Dietro il nickname di Ferro Solo si cela una delle figure più carismatiche del rock italiano: il cantante e chitarrista Ferruccio Quercetti, co-fondatore con Carlo Masu della più rocambolesca garage-blues-rock’n’band italiana ovvero i CUT.
Alcune vicissitudini personali hanno indotto il nostro a tornare a scrivere canzoni con la chitarra acustica e da lì è iniziato un processo che ha portato alla composizione di questi dodici brani ben calibrati che tracciano nuove strane nel sound che solitamente propone con la sua band emancipandosi dalla formula garage-r’n’r. In altre parole si tratta dell’altra faccia della medaglia, complementare a quella più aggressiva che emerge con i CUT. Nel disco troviamo moltissime collaboazioni e così che si fa accompagnare da un nutrito gruppo di amici e colleghi: Giuda, Sergio Carlini (Three Second Kiss), Riccardo Frabetti (Chow), Andrea Rovacchi, Luca Giovanardi e Ulisse Tramalloni dei Julie’s Haircut, toccando vari ambiti del rock provando a difendersi dal mondo, dagli altri e soprattutto da sé stesso (come recita la sa bio).

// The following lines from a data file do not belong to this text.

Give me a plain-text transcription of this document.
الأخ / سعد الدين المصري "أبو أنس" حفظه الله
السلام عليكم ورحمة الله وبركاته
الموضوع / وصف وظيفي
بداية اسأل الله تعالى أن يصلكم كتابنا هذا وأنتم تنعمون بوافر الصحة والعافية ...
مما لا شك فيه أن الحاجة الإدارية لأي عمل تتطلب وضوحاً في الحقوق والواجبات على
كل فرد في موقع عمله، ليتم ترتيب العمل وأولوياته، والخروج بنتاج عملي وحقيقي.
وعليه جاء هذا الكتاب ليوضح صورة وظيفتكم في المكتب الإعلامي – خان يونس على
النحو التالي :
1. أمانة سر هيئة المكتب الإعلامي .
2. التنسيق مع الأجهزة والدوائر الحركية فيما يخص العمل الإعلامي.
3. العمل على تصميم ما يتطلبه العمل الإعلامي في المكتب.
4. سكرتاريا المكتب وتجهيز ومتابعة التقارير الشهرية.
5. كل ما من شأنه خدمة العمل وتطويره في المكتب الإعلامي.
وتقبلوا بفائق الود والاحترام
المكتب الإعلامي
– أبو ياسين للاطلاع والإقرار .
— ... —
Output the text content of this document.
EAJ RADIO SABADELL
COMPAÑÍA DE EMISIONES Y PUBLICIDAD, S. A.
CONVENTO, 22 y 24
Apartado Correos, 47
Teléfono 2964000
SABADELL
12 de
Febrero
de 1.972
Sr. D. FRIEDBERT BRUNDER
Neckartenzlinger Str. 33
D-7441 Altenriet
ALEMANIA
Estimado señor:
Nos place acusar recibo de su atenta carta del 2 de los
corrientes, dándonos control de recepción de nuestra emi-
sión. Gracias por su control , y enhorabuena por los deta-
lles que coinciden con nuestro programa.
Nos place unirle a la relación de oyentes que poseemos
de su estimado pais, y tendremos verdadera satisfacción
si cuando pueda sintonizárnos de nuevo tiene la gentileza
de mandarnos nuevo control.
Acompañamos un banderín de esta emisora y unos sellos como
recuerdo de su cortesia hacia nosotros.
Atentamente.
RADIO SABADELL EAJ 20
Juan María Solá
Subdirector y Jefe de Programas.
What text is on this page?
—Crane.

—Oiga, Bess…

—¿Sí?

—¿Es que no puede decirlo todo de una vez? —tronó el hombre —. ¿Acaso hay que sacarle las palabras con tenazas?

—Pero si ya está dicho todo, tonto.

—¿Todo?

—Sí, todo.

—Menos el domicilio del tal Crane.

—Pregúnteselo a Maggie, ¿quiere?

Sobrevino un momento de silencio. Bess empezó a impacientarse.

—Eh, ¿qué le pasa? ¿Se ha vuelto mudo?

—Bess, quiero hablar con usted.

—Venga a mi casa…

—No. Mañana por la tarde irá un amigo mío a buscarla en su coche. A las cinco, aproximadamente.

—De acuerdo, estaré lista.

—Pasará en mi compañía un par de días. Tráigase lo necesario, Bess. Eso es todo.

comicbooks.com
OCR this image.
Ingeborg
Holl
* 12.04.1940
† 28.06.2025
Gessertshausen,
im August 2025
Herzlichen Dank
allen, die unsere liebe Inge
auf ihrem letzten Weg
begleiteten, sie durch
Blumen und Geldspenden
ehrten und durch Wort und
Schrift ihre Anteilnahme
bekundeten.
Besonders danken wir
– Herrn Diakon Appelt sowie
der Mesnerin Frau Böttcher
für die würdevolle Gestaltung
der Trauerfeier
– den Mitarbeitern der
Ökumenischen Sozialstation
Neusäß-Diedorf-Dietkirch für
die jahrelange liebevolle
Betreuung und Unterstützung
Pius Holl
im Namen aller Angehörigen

Il disco parte con l’unico brano vicino alla produzione dei CUT, “It’s a girl”; un brano quadrato ed esplosivo al tempo stesso. A seguire la traccia “Got me a job” che non è altro post-punk prima maniera in salsa elctro-wave con richiami all’industrial wave a là Trent Reznor. Con “Hamlette”, Quercetti, ci illude con un accenno iniziale di ballata per poi scivolare in un pop’n’roll molto catchy che fa il paio con “Perfect strange” il quale ruota tutto attorno ad un piano malinconico con una melodia molto anni ’80, avvolgente ed evocativa. “You don’t have to tell your story”, invece, è una vera e propria ballata cantautorale in crescendo. Se “This daddy’s girl” è un pop-rock circolare, “Doppelganger” ha un incedere molto rock anni ’50 ma mascherato da punk melodico dei ‘70. Si passa a “He spies” restando negli anni ’70, ma quelli del glam-hard. Poi nascono i “momenti essenziali” con la scarnificata “Indifference”, la malinconica – solo voce e piano – “Gala”. La conclusione del disco è dedicata prima al classic rock stradaiolo di “Better than me” e poi alla corta, ma essenziale e fondamentale ballata acustica “Almost mine”.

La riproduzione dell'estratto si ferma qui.